One good turn deserves another: Children recognize reciprocity as a norm by age 5
Five-year-olds enforce reciprocal behavior in social interactions. A study by LMU psychologists shows that children come to recognize reciprocity as a norm between the ages of three and five.
Tit for tat, do unto others, one good turn deserves another. These are only some of the familiar expressions which articulate the belief that reciprocity is a basic principle of social interactions. Developmental psychologists Monika Wörle and Professor Markus Paulus have now asked whether and when children learn to regard reciprocity as a norm. The notion of reciprocity is fundamental to many types of social interaction and serves to stabilize social relations. "Our study was designed to answer the question whether children already believe that one should reciprocate a good turn or, put another way, that one has a duty to do so?" says Markus Paulus.
The researchers studied two groups of children. One group was made up of 47 children between the ages of three and four, the other consisted of 45 five- to six-year-olds. They were presented with various scenarios in which puppets were shown either displaying reciprocity or not. Then the participants were asked to evaluate the puppets' behavior. In addition, the authors took account of spontaneous reactions to the scenes they were shown—comments such as "But that's not fair!" when a puppet behaved in what the onlooker regarded as a mean-spirited manner.

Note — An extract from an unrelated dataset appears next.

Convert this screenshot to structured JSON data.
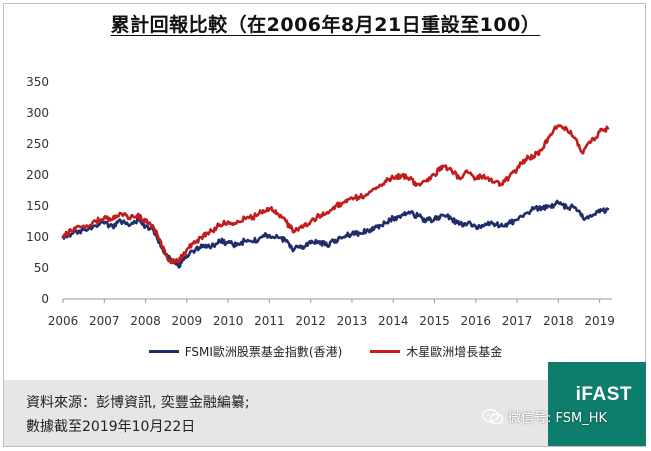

"Our study indicates that children between the ages of three and four regard prosocial behavior as a general norm. They value generosity and benevolence, and this belief is not contingent on the notion of reciprocity. From around the age of five, they begin to develop a more complex concept of fairness, which now encompasses the idea of reciprocity. This suggests that the older age group has developed a reciprocity norm, in which a mutual obligation to reciprocate favorable treatment is incorporated. At this age, children regard the principle of tit-for-tat as just and proper," Markus Paulus explains.